McDonald's was late to the market with a mobile app. Despite being one of the largest fast-food brands in the world, McDonald's didn't release an app until around three years ago, long after the advent of smartphones.
The app, which has since seen millions of downloads, collects user data to provide customers with personalized deals and give McDonald's a better sense of who its customers are.
Using analytics and AI in marketing
In a virtual session during Google Cloud Next 2020, employees from the fast-food giant detailed how the mobile app, along with analytics and AI in marketing, enabled McDonald's to turn away from mass marketing.
"While mass marketing has been and remains a great vehicle in reaching the most customers, what it really lacks is the ability to target customers with content that's relevant to them," said David Galinsky, director of global customer data strategy at McDonald's.
Personalized marketing, meanwhile, enables McDonald's to understand its customers better.
"With the right data, we can identify the right customers," he said.
The mobile application provides the restaurant chain with a lot of individual customer data, including the time a customer typically comes into a restaurant, the specific restaurant they tend to go to, the types of items they purchase, and how much they spend.
Input into Google BigQuery, and then analyzed with AI and analytics tools on Google Cloud Platform, the data enables McDonald's to predict its customers' wants and needs.
Google Cloud Platform "is a platform that generates insight from machine learning and automates the generation of campaign audiences to a visualization, too," said Andre Engberts, senior technology director at Publicis Sapient.
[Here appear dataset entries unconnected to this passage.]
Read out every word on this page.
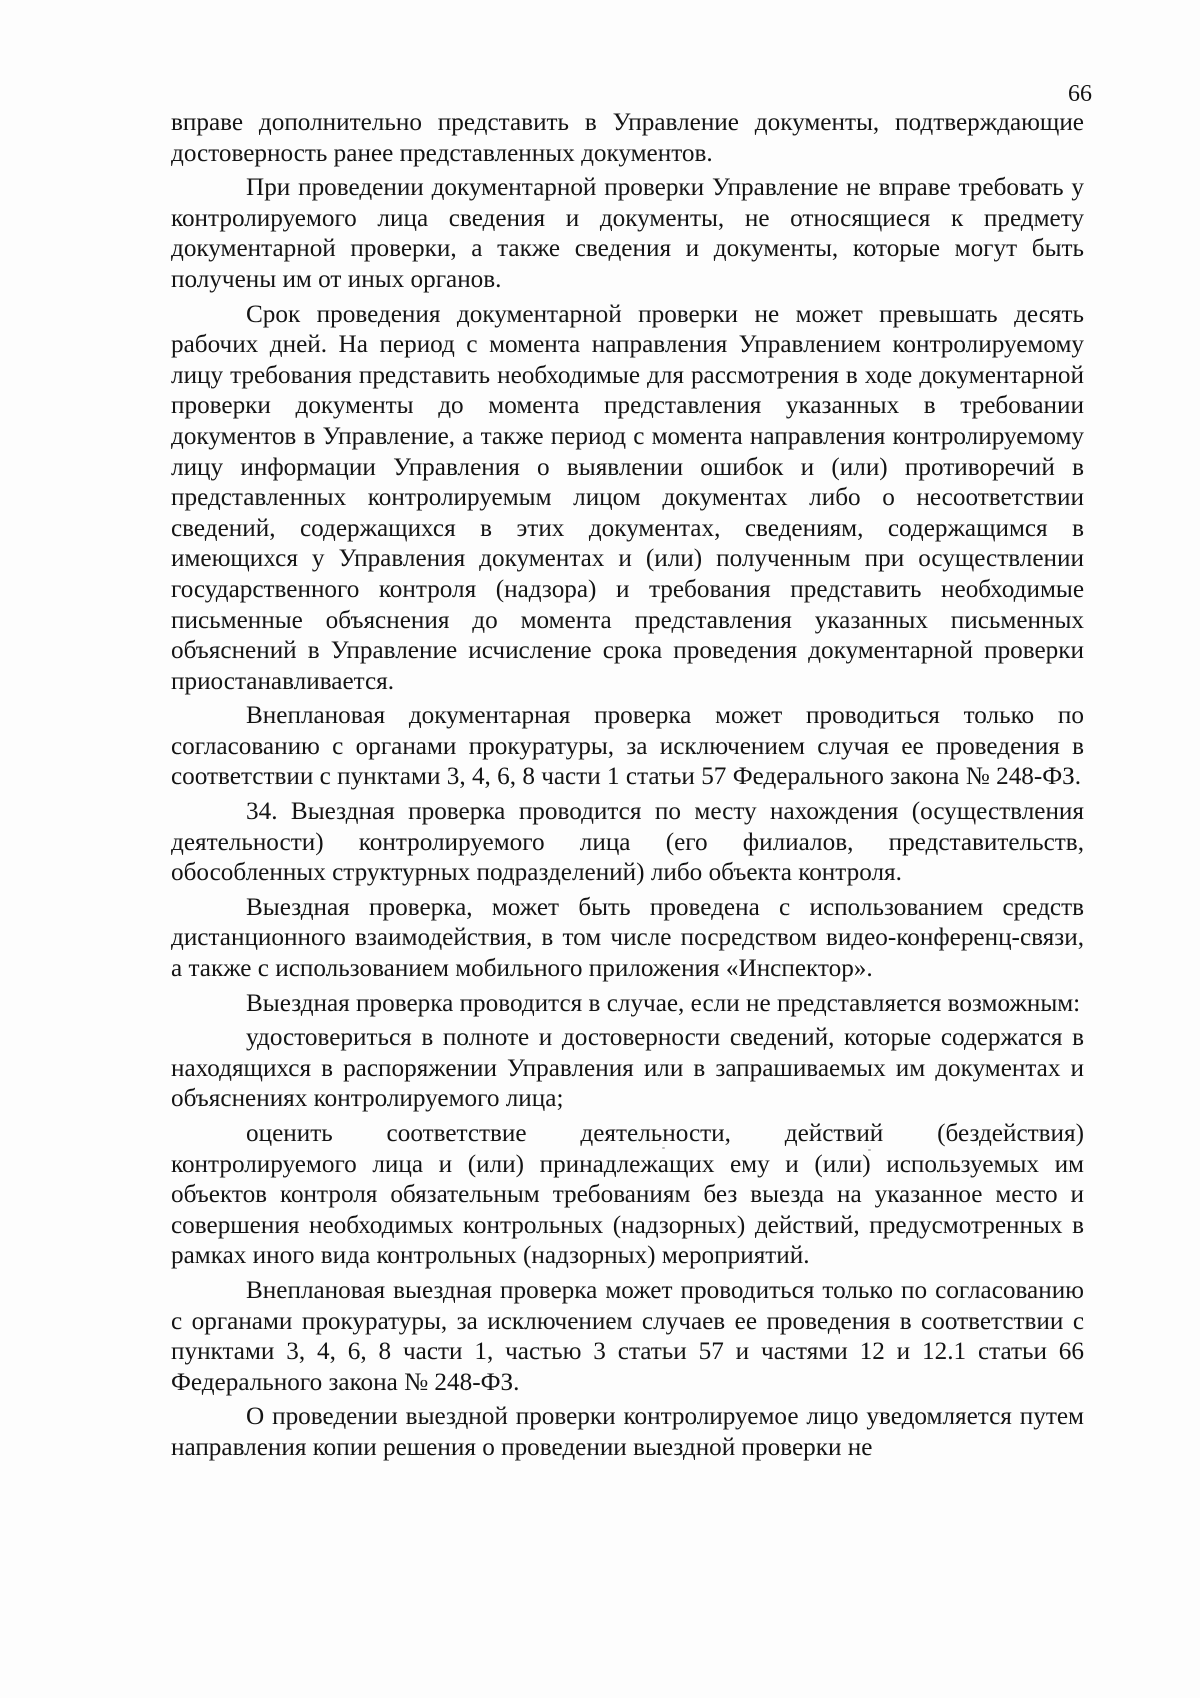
66

вправе дополнительно представить в Управление документы, подтверждающие достоверность ранее представленных документов.

При проведении документарной проверки Управление не вправе требовать у контролируемого лица сведения и документы, не относящиеся к предмету документарной проверки, а также сведения и документы, которые могут быть получены им от иных органов.

Срок проведения документарной проверки не может превышать десять рабочих дней. На период с момента направления Управлением контролируемому лицу требования представить необходимые для рассмотрения в ходе документарной проверки документы до момента представления указанных в требовании документов в Управление, а также период с момента направления контролируемому лицу информации Управления о выявлении ошибок и (или) противоречий в представленных контролируемым лицом документах либо о несоответствии сведений, содержащихся в этих документах, сведениям, содержащимся в имеющихся у Управления документах и (или) полученным при осуществлении государственного контроля (надзора) и требования представить необходимые письменные объяснения до момента представления указанных письменных объяснений в Управление исчисление срока проведения документарной проверки приостанавливается.

Внеплановая документарная проверка может проводиться только по согласованию с органами прокуратуры, за исключением случая ее проведения в соответствии с пунктами 3, 4, 6, 8 части 1 статьи 57 Федерального закона № 248-ФЗ.

34. Выездная проверка проводится по месту нахождения (осуществления деятельности) контролируемого лица (его филиалов, представительств, обособленных структурных подразделений) либо объекта контроля.

Выездная проверка, может быть проведена с использованием средств дистанционного взаимодействия, в том числе посредством видео-конференц-связи, а также с использованием мобильного приложения «Инспектор».

Выездная проверка проводится в случае, если не представляется возможным:

удостовериться в полноте и достоверности сведений, которые содержатся в находящихся в распоряжении Управления или в запрашиваемых им документах и объяснениях контролируемого лица;

оценить соответствие деятельности, действий (бездействия) контролируемого лица и (или) принадлежащих ему и (или) используемых им объектов контроля обязательным требованиям без выезда на указанное место и совершения необходимых контрольных (надзорных) действий, предусмотренных в рамках иного вида контрольных (надзорных) мероприятий.

Внеплановая выездная проверка может проводиться только по согласованию с органами прокуратуры, за исключением случаев ее проведения в соответствии с пунктами 3, 4, 6, 8 части 1, частью 3 статьи 57 и частями 12 и 12.1 статьи 66 Федерального закона № 248-ФЗ.

О проведении выездной проверки контролируемое лицо уведомляется путем направления копии решения о проведении выездной проверки не
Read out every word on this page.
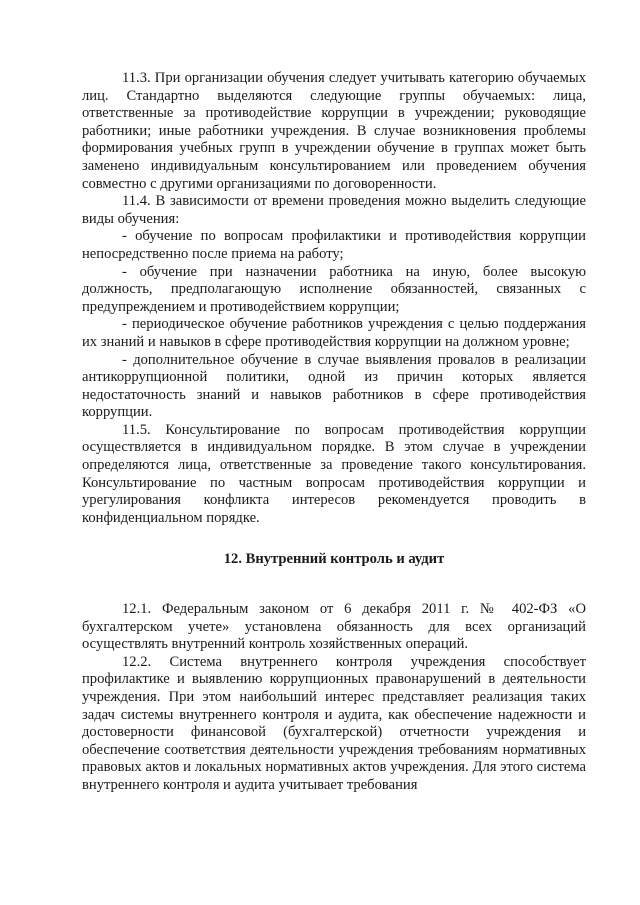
11.3. При организации обучения следует учитывать категорию обучаемых лиц. Стандартно выделяются следующие группы обучаемых: лица, ответственные за противодействие коррупции в учреждении; руководящие работники; иные работники учреждения. В случае возникновения проблемы формирования учебных групп в учреждении обучение в группах может быть заменено индивидуальным консультированием или проведением обучения совместно с другими организациями по договоренности.

11.4. В зависимости от времени проведения можно выделить следующие виды обучения:

- обучение по вопросам профилактики и противодействия коррупции непосредственно после приема на работу;

- обучение при назначении работника на иную, более высокую должность, предполагающую исполнение обязанностей, связанных с предупреждением и противодействием коррупции;

- периодическое обучение работников учреждения с целью поддержания их знаний и навыков в сфере противодействия коррупции на должном уровне;

- дополнительное обучение в случае выявления провалов в реализации антикоррупционной политики, одной из причин которых является недостаточность знаний и навыков работников в сфере противодействия коррупции.

11.5. Консультирование по вопросам противодействия коррупции осуществляется в индивидуальном порядке. В этом случае в учреждении определяются лица, ответственные за проведение такого консультирования. Консультирование по частным вопросам противодействия коррупции и урегулирования конфликта интересов рекомендуется проводить в конфиденциальном порядке.

12. Внутренний контроль и аудит

12.1. Федеральным законом от 6 декабря 2011 г. № 402-ФЗ «О бухгалтерском учете» установлена обязанность для всех организаций осуществлять внутренний контроль хозяйственных операций.

12.2. Система внутреннего контроля учреждения способствует профилактике и выявлению коррупционных правонарушений в деятельности учреждения. При этом наибольший интерес представляет реализация таких задач системы внутреннего контроля и аудита, как обеспечение надежности и достоверности финансовой (бухгалтерской) отчетности учреждения и обеспечение соответствия деятельности учреждения требованиям нормативных правовых актов и локальных нормативных актов учреждения. Для этого система внутреннего контроля и аудита учитывает требования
McDonald's chose consulting and technology services firms Publicis Sapient and Capgemini a few years ago to help with its digital transformation.
Engberts noted that almost all the technology McDonald's uses for marketing is native to the Google Cloud Platform.
Different AI models
McDonald's uses five different models to gather insights into its customer behavior.
One is for RFM analysis (recency, frequency, monetary value), an SQL-based statistical model that essentially segments customers by their value. The model uses data on how recently and frequently a customer goes into a restaurant, and how much they tend to spend.
That alone creates about 15 to 20 segments that are the basis for customer campaign targeting, Engberts said.
Another SQL-based statistical model, for product relevancy, uses data about which items customers bought and how often they bought them, and then shows product relevancy for each customer for different categories.
Similarly, McDonald's also uses a product propensity model, which maps every product as a probability of purchase to every customer.
"Even though you may not have bought a product, people like you have bought that product, so we know your propensity to buy it," Engberts said.
The company boasts a customer churn model as well, which predicts the probability a customer will stop going to McDonald's. If the model predicts a high-value customer will churn, McDonald's targets the customer with a high-value offer to try to retain them.
A customer lifetime value model helps McDonald's predict the overall value a customer is likely to deliver to McDonald's over their lifetime.
McDonald's personalized marketing efforts have increased its sales and transaction counts, and using Google Cloud Platform for automation has helped reduce the number of resources the company needs internally, Engberts said.
"Being able to more accurately predict what a customer is going to do is the single most effective tool that we've had over the past five years," he said. "Being able to drive business value, anticipating customer needs, is vital."
Google Cloud Next 2020 took place virtually this year due to COVID-19 concerns. Google has released prerecorded weekly sessions each Tuesday since July 14. The last session will be on Sept. 8.